Frontal rain occurs when two air masses meet. When a warm air mass meets a cold air mass, they don’t mix as they have different densities (a bit like oil and water). Instead, the warm less dense air is pushed up over the cold dense air creating the ‘front’. As a result, much like when air is forced up over mountains, the warm less dense air cools, and the water vapour condenses into water and falls as raindrops. This type of rain can happen anywhere in the UK or Capetown.
Orographic rain is rainfall produced as a result of clouds formed from the topography – or shape – of the land. Where there is high ground moist air is forced upwards producing cloud and potentially, precipitation. Mountainous areas close to prevailing westerly winds are most likely to experience this type of rainfall.

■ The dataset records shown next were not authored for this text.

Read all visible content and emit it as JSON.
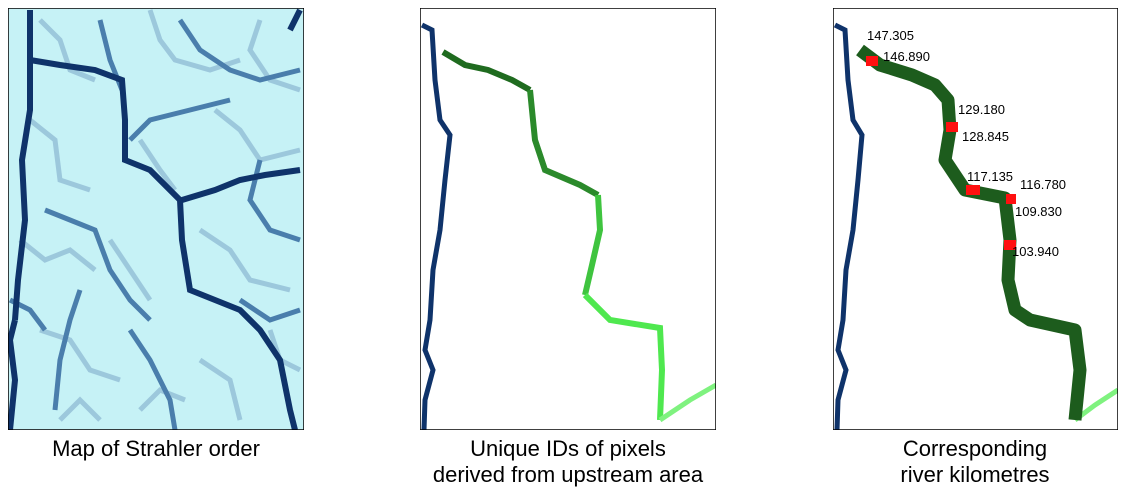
{
  "panels": [
    {
      "caption": [
        "Map of Strahler order"
      ]
    },
    {
      "caption": [
        "Unique IDs of pixels",
        "derived from upstream area"
      ]
    },
    {
      "caption": [
        "Corresponding",
        "river kilometres"
      ]
    }
  ],
  "river_km_labels": [
    "147.305",
    "146.890",
    "129.180",
    "128.845",
    "117.135",
    "116.780",
    "109.830",
    "103.940"
  ]
}
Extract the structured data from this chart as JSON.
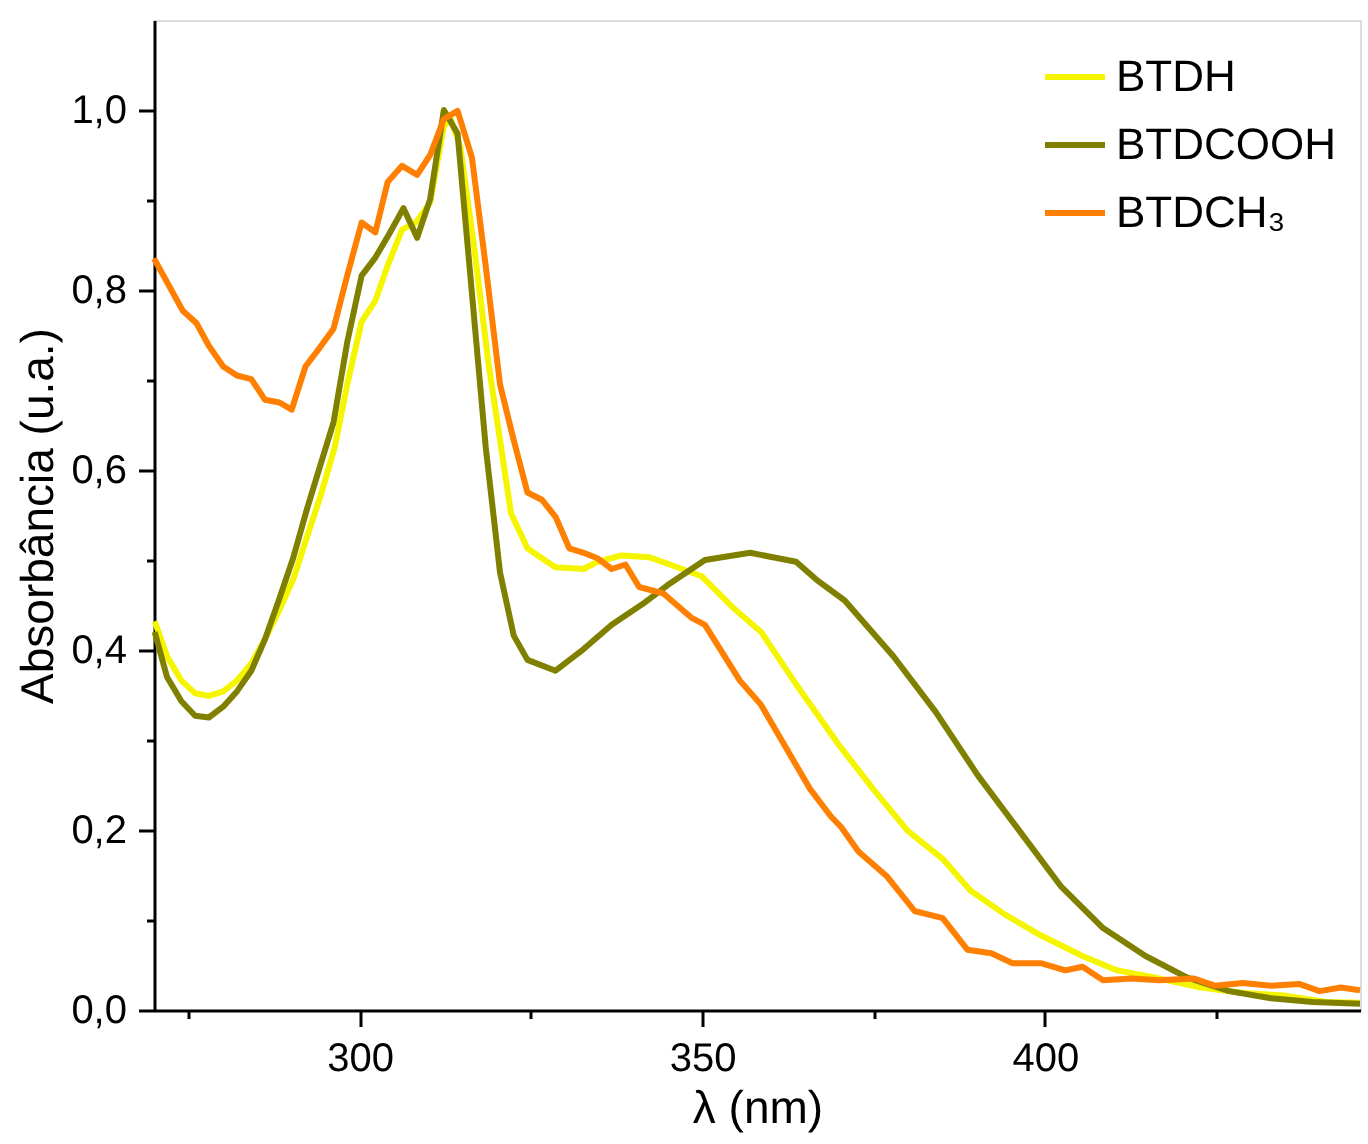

Convective rain is produced by convective cloud. Convective cloud is formed in vertical motions that result from instability of the atmosphere. One way that the atmosphere can become unstable is by heating from the sun. The ground warms up, causing moisture in the ground to evaporate and rise, and the hot ground also heats the air above it. As the water vapour rises, it cools and condenses into clouds and eventually rain.
When you heat the air from below like this, much like in a boiling kettle, you tend to get “bubbles” of rising air, known as updraughts. These are much smaller than the large-scale lifting of air that occurs at fronts and over mountain ranges. This tends to give us smaller areas of rain, with clear spells in between, commonly referred to in the UK as “sunshine and showers”.
Rain is responsible for most of the fresh water on Earth and it is essential to life. It is part of the water cycle, the continuous movement of water between the Earth and the atmosphere. In the water cycle, water is evaporated and transpired into the atmosphere. There it is condensed, where it falls as rain, or in the colder months, sleet or snow. The runoff and ground water is evaporated and the cycle begins again. Earth as a whole experiences precipitation and evaporation levels that are almost exactly the same. The driest place on Earth is the Atacama Desert in Chile. Parts of this desert have not had rain in 400 years and the average rainfall in the entire desert is .004 inches per year. The wettest place in the world is Mawsynram in India. Mawsynram receives an average of 467 inches of rain every year.